UrbisagliaMemoria
Urbisaglia Camp

Urbisaglia Camp

Urbisaglia Camp

The internment camp of Urbisaglia (Italy), set up at Villa Giustiniani Bandini at the Abbey of Fiastra, came into operation on 16 June 1940.

The Ministry of the Interior sent to Urbisaglia internees for police reasons (anti-fascists and Italian civilians considered dangerous), for war reasons (Slovenians, Dalmatians and Croats suspected of supporting the partisan war) and for racial reasons (German, Polish, former Czechoslovak and former Austrian Jews). In the time it remained operational, the camp of Urbisaglia counted the passage of about 400 people.

The testimony given by the Austrian doctor Paul Pollak states that the internees ‘lived on three floors; on the ground floor there were two halls, on the first floor several large rooms, capable of accommodating up to 16 people and on the second and third floors, which were originally accommodation for servants, there were bedrooms, where only two to five people lived. (…). A beautiful park, well maintained, placed in front of the house, was the joy of the internees, who could walk, rest or work, and even contained a field for the game of bowls. (…). The number of internees was always around one hundred. (…).

Bruno Pincherle (doctor and medical historian, died 1968), who was staying in the attic with a group of other Italian anti-fascists, wrote that the days at the camp were spent in assisting the most unfortunate comrades and in the mutual exchange of Italian, German and English language lessons.
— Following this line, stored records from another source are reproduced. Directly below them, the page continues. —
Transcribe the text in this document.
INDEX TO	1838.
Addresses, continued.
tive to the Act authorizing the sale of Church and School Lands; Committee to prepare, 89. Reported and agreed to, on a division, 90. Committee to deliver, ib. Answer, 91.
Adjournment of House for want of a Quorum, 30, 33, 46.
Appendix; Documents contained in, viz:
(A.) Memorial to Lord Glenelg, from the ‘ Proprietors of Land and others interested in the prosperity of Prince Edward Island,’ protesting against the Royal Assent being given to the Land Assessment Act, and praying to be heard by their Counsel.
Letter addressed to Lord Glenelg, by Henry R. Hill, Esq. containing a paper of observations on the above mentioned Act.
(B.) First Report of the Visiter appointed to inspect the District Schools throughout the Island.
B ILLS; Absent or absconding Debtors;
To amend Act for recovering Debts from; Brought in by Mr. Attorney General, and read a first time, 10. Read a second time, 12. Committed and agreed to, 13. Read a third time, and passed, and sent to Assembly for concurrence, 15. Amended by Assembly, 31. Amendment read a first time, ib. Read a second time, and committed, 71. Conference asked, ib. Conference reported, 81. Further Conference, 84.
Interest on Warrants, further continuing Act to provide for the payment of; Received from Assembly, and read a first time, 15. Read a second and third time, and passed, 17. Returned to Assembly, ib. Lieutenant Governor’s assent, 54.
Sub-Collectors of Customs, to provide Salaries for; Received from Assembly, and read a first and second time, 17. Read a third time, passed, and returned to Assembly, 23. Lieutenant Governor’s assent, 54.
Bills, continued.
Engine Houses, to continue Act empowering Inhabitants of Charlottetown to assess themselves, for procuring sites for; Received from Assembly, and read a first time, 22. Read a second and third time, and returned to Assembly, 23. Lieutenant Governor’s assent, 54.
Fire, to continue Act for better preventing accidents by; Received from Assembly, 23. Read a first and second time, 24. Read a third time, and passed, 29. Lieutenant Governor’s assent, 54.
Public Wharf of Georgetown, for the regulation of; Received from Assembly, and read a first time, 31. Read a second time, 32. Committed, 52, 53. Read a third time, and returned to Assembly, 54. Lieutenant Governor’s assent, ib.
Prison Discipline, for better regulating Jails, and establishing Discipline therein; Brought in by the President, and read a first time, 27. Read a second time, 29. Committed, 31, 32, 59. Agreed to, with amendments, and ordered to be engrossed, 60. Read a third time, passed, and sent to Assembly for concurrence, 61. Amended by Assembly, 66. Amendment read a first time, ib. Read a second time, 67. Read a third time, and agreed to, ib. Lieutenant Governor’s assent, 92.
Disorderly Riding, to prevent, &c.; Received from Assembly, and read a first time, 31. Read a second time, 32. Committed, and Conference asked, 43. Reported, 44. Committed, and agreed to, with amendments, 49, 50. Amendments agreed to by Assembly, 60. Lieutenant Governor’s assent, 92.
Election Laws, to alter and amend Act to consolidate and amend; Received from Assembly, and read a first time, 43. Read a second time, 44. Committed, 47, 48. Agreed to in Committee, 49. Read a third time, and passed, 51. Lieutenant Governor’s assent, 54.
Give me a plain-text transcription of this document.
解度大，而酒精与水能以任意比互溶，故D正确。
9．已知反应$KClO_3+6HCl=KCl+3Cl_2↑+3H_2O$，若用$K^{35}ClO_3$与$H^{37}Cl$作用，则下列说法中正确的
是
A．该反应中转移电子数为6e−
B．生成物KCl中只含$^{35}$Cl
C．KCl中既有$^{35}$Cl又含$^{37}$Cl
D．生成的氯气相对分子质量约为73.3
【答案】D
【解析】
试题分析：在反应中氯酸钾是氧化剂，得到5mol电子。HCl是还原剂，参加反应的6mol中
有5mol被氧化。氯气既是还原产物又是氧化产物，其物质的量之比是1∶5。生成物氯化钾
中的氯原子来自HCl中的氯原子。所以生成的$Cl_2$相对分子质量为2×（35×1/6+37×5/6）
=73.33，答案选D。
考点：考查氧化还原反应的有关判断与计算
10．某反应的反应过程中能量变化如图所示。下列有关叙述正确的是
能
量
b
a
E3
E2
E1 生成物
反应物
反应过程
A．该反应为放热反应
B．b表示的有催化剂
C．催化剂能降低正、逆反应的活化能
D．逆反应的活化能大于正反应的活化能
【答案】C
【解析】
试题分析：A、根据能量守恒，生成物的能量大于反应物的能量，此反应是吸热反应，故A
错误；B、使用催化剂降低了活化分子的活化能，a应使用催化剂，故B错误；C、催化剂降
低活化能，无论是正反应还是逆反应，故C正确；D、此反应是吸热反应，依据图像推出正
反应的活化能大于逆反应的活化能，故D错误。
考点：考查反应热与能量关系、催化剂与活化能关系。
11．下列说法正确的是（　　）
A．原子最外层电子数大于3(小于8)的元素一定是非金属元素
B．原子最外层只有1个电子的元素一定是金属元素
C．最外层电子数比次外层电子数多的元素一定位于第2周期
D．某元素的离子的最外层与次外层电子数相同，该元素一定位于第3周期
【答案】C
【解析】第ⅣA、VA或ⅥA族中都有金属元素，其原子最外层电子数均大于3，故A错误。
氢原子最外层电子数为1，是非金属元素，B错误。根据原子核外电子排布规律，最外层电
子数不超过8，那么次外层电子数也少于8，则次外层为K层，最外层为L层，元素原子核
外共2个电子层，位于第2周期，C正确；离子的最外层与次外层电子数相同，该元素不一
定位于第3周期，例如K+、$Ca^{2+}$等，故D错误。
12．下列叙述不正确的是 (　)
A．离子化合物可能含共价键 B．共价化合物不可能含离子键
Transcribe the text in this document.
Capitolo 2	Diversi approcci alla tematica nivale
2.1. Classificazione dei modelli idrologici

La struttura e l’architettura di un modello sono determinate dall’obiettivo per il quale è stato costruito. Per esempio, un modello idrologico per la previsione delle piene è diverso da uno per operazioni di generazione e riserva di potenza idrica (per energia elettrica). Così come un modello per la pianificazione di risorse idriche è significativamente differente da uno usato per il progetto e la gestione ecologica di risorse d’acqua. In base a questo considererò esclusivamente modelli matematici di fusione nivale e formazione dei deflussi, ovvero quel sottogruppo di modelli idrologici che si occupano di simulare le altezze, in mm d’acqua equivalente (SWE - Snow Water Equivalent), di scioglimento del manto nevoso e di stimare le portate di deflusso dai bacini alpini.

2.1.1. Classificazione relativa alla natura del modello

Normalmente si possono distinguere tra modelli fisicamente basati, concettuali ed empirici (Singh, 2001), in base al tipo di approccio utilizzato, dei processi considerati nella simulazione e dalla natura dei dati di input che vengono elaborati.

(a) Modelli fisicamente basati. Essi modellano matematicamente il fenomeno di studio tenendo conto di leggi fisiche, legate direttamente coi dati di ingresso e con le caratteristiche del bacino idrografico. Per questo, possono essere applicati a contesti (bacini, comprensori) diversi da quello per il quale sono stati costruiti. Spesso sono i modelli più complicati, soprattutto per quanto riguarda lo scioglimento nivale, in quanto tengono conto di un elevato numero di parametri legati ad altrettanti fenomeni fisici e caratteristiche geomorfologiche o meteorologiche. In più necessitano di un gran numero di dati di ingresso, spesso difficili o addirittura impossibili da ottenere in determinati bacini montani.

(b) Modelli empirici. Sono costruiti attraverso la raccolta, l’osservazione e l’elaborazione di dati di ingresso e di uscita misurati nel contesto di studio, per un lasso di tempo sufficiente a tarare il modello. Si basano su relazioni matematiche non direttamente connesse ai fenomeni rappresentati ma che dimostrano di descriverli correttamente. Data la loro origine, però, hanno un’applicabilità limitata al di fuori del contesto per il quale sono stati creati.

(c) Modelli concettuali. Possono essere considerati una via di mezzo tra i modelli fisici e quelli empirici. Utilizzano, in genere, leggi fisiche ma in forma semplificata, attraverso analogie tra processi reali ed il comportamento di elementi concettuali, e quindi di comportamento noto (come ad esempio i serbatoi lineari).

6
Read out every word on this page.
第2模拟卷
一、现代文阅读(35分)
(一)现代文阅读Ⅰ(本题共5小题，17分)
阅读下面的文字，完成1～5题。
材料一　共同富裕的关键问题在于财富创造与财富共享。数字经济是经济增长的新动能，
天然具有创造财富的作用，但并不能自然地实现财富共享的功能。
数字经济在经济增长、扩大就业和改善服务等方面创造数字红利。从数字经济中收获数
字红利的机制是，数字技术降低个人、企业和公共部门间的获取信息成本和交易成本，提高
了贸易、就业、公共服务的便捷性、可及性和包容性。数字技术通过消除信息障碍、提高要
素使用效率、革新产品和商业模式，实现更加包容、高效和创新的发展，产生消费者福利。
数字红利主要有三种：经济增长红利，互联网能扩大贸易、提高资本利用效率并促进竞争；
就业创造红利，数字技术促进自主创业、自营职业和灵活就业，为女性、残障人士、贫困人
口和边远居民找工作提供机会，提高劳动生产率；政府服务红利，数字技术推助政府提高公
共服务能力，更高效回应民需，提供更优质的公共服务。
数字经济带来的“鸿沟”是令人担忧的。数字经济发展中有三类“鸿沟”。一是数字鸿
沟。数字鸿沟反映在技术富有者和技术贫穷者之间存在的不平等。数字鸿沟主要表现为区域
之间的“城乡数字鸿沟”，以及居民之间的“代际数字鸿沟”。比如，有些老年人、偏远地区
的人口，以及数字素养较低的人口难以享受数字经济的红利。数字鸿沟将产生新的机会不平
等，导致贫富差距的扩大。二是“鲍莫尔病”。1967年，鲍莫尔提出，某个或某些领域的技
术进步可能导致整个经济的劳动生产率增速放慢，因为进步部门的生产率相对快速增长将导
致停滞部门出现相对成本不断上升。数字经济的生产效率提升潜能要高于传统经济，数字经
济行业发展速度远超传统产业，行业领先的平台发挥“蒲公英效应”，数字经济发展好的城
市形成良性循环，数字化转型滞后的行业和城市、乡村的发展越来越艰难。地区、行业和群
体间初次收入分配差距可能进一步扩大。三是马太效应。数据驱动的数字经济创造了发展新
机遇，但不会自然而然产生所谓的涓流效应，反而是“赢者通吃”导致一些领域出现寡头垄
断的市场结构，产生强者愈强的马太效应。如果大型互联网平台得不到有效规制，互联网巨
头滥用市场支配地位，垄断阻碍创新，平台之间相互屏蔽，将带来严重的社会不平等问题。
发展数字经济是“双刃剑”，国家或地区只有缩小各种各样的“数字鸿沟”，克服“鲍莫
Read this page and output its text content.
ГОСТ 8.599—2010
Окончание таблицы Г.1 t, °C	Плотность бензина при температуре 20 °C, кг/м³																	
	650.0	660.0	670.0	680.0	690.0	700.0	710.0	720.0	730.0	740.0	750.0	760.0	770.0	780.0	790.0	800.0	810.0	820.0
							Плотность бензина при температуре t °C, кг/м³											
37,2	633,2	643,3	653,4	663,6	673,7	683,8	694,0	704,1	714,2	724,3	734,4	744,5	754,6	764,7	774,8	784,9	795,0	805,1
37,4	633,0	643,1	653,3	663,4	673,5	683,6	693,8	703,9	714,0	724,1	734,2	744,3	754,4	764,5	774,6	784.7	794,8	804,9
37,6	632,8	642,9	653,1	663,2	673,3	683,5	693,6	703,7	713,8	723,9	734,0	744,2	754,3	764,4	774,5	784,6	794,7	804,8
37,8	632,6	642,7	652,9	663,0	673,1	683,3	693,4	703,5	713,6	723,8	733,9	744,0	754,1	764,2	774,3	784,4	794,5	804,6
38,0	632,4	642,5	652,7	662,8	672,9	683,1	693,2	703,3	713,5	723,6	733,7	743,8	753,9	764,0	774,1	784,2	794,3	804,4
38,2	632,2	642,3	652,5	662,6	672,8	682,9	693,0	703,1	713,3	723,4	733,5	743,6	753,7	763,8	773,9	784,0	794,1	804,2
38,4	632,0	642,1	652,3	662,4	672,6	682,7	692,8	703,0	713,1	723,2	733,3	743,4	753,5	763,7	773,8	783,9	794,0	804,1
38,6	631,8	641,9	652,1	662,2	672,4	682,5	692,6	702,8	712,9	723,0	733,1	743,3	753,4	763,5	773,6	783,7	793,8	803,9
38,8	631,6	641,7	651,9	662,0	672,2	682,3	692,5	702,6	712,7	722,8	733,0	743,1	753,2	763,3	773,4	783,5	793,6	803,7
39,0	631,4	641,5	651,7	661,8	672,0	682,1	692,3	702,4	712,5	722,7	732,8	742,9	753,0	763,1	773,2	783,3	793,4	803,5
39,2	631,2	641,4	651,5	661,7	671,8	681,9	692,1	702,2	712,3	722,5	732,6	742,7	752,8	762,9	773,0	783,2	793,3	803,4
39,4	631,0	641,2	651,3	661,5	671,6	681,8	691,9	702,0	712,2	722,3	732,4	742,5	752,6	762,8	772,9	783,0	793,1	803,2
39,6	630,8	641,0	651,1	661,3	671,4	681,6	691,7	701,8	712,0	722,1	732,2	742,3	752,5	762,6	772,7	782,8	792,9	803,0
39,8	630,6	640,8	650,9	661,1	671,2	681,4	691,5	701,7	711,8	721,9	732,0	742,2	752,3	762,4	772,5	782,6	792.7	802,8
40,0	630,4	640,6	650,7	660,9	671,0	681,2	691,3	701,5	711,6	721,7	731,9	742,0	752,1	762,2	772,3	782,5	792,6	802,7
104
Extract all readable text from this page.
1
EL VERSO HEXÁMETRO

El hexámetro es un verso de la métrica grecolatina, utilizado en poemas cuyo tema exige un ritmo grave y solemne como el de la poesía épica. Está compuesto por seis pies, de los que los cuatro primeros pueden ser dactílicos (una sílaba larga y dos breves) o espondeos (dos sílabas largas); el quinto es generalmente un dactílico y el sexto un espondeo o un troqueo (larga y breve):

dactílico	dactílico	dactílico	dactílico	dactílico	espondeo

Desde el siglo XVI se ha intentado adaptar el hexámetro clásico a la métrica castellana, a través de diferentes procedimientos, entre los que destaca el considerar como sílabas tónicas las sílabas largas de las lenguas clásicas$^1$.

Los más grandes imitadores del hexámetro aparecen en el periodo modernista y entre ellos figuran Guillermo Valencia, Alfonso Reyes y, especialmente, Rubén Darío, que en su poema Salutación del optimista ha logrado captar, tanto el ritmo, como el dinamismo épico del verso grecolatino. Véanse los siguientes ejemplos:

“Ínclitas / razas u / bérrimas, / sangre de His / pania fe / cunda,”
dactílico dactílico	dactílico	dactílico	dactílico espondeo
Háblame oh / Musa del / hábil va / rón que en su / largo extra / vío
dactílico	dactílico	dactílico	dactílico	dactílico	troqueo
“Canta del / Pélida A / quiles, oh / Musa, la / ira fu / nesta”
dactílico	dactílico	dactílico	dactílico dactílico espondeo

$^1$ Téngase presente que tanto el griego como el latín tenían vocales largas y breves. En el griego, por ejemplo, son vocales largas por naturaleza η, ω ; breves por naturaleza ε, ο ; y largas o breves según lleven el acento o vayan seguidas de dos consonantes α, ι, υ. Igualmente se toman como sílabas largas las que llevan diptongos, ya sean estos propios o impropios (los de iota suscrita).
Paul Pollak himself gave regular lectures on medical subjects and was allowed to set up an infirmary inside the camp.

Thanks also to the spirit of solidarity that animated the internees, united by uncertainty about their own future and anguish for the fate of their relatives, very few episodes of intolerance occurred in the camp. Jewish internees were not discriminated against and could celebrate the various religious festivals in a room of the palace that was transformed into a synagogue.

The arrivals and departures of the internees at the Urbisaglia camp followed one another until 8 September 1943, the day of the Armistice, when the Director of the Camp invited the inmates to flee. The terror of being captured by the Germans, however, together with the lack of money, documents and knowledge of the places, led many to return to the camp after a few days, also because the Quaestor of Macerata, who ordered the return, guaranteed that civilian internees would have nothing to fear.

Contrary to this, in the following months, the internees of Urbisaglia, along with forty women from the women’s camps in the province of Macerata, were transferred to the concentration camp of Fossoli, in the province of Modena, and from there deported to the German extermination camps.